18th March 2016
Franklin UK Mid Cap manager Paul Spencer discusses opportunities past, present and future
Paul Spencer, manager of Elite Rated Franklin UK Mid Cap, celebrated his 10th anniversary running the fund last month. During that time, the fund has returned 227% compared with 147% for the FTSE 250*. Here, Paul talks about opportunities past, present and future.
How has the portfolio changed in the past decade?
It's been an interesting 10 years. We've had a 55% peak-to-trough fall to cope with in 2007-2008, the market fell 20% in just 3 months in 2011 and, in each of the past two years, we've seen the market fall at least 10% at times. Invariably, when you look back on these periods, they usually produce good opportunities to put money to work.
During this time, the stock names may have changed, but the shape of the portfolio is broadly similar. It's a pure FTSE 250 fund. If you want mid-cap exposure, that is what we do. If a stock grows and enters the FTSE 100, we sell it. If it shrinks and falls out into the small cap space, we sell it too. I've maintained a pretty consistent number of stocks (around 40) and turnover tends to be pretty low. Last year was probably one of my quietest, with just 10 complete disposals and 10 new investments.

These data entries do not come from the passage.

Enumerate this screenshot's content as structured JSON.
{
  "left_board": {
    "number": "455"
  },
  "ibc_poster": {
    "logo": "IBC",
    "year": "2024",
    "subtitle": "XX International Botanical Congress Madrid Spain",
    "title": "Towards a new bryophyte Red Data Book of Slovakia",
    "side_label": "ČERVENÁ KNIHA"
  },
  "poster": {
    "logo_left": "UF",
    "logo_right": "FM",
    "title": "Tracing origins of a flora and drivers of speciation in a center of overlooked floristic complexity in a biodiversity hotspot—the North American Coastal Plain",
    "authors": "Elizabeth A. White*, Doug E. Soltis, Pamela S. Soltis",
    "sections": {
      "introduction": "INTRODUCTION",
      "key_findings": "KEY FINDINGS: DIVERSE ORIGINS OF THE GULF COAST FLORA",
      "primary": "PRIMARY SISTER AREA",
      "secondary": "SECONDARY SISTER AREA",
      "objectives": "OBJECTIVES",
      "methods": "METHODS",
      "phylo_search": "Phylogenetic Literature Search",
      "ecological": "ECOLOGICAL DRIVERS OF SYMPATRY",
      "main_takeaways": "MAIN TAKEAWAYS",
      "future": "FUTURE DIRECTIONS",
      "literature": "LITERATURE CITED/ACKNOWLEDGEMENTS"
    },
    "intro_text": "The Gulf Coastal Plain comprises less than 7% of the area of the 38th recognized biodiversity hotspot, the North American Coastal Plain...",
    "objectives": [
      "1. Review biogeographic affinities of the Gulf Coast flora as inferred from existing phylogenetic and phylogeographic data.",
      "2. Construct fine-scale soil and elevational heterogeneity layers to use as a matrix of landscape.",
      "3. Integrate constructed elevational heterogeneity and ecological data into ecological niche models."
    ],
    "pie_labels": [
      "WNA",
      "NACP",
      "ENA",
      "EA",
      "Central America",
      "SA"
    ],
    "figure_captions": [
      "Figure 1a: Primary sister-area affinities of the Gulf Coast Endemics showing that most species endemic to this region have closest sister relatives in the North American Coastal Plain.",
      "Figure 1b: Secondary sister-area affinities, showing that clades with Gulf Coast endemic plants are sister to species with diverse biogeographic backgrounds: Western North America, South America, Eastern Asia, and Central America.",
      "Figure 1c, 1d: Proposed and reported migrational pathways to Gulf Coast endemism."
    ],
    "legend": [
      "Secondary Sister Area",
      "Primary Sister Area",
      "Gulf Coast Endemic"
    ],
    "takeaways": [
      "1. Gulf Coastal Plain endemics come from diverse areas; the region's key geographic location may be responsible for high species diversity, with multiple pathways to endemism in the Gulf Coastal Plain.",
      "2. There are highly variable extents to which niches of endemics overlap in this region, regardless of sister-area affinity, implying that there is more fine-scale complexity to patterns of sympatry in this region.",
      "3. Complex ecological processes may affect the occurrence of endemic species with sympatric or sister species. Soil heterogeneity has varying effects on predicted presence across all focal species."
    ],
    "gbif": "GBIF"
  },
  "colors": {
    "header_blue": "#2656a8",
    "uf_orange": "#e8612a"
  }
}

How has the fund performed more recently?
Medium-sized companies did very well last year – up 12%, compared with a fall of 1% for the UK's largest companies. From a sector perspective, I won't underplay the contribution that having nothing in the oil and gas and mining sectors added, but individual stock choices also had a big impact. Regis returned 62%, Betfair 100%, for example.
What do you see as the big themes in 2016?
House builders and building materials are a theme we are following. We are overweight that sector, owning Bellway, Ibstick and Bovis. We also own SIG, which has got quite a bit of new build exposure in the UK.
We've also been trying to increase our exposure in the healthcare and pharmaceutical space. Although we are overweight financials, the devil is in the detail as we're very underweight real estate and non-life insurance, preferring asset managers instead.
I think mergers and acquisitions are likely to continue, and dividend growth in this area of the market is still pretty strong.
One difference is that I think there is now more value in some non-UK stocks, so we've added a little more global exposure to the fund. 50% of the profits from the companies I invest in still come from the UK, but around 18% is now coming from the US, 17% from Europe, and the remainder from Australasia, Asia Pacific and emerging markets.
Why should an investor consider putting money into a mid-cap fund?
In the 10 years that I have overseen this fund, investors have often asked me why they should invest in mid-caps. My answer is, why wouldn't you? It's not just about size and finding the FTSE 100 companies of tomorrow – they are also higher growth businesses at an earlier stage of their cycle. And companies are in a wider range of industries, so there are more opportunities.
Past performance is not a reliable guide to future returns. You may not get back the amount originally invested, and tax rules can change over time. Paul's views are his own and do not constitute financial advice.